Den Frühling mag ich gar nicht leiden!
Mir geht es nämlich echt bescheiden!

Noch Fragen?“ „Danke, das war’s schon“, sagte Zwitschi knapp und notierte die vier Zeilen. Er war sichtlich stolz auf den kopfschmerzgeplagten Wichtel. Sogar zwei Verse hatte er gedichtet. So ein Tollkirschrausch förderte offenbar Puhs Kreativität. Puh stöhnte noch einmal erschöpft auf und ließ sich wieder in die Kissen fallen. „Ich seh’ nachher noch mal nach dir, mein toller Kirschwichtel“, lachte Zwitschi und zu Willy gewandt sagte er: „Komm wir machen aus den beiden Schriftrollen in deinem Nest eine Einzige. Um Puh kümmere ich mich danach. Ich fürchte, diesmal müssen seine Kopfschmerzen behandelt werden. Da können wir nicht erst warten, bis sein Rausch davongerauscht ist. Morgen ist schon der Tanz in den Frühling auf der Waldwiese. Luzie, das hübsche Wichtelfräulein, freut sich schon so sehr auf Puh. Wenn sie wüsste, dass er sich zusammen mit Wuschel an Tollkirschbowle berauscht hat, wäre ihre Freude bestimmt getrübt.
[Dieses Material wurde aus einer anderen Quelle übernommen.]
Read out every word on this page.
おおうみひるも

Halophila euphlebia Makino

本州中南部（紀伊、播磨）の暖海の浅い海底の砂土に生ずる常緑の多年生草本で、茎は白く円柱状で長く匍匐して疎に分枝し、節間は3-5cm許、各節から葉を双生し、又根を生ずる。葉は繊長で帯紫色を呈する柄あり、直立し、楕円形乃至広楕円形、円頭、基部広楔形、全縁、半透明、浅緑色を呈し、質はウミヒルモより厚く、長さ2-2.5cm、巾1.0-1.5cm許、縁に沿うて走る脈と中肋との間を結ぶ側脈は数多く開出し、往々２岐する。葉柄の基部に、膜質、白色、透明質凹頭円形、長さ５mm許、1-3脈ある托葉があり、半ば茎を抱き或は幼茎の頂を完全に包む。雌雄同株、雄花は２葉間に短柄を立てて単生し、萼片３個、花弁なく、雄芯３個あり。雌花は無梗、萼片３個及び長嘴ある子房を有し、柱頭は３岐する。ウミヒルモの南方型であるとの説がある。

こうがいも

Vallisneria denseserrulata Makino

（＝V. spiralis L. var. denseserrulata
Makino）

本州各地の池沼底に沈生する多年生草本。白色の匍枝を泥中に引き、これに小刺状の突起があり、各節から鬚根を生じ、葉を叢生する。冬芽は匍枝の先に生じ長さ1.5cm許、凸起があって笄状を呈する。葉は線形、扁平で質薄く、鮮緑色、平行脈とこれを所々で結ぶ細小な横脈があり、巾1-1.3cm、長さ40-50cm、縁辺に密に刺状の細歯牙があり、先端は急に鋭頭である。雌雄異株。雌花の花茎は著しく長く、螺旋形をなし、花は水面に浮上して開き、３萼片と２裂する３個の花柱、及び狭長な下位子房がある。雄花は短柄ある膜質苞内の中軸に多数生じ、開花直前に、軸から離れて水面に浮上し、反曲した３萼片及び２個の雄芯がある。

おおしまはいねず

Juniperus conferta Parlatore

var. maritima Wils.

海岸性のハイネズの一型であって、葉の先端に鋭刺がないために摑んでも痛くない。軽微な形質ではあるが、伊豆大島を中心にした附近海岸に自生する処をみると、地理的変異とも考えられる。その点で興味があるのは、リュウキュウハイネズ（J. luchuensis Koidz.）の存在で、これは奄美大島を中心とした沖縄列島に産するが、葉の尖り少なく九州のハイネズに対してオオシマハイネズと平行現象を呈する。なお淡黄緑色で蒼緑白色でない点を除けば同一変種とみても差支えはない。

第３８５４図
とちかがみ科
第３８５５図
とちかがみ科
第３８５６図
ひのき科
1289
Er muss wenigstens wieder auf die Beine gestellt werden, damit sie nicht enttäuscht ist. Drehen wird er sich dann von ganz allein. Dafür sorgen die Reste der Bowle.“ „Und du meinst, Luzie ist damit zufrieden?“, fragte Willy erstaunt. „Klar, ihr wird der Unterschied kaum auffallen. Puh ist nicht gerade ein toller Tänzer“, war sich Zwitschi sicher. „Wie du meinst“, sagte der Kauz und forderte den kleinen Vogel auf ihm in sein Nest zu folgen.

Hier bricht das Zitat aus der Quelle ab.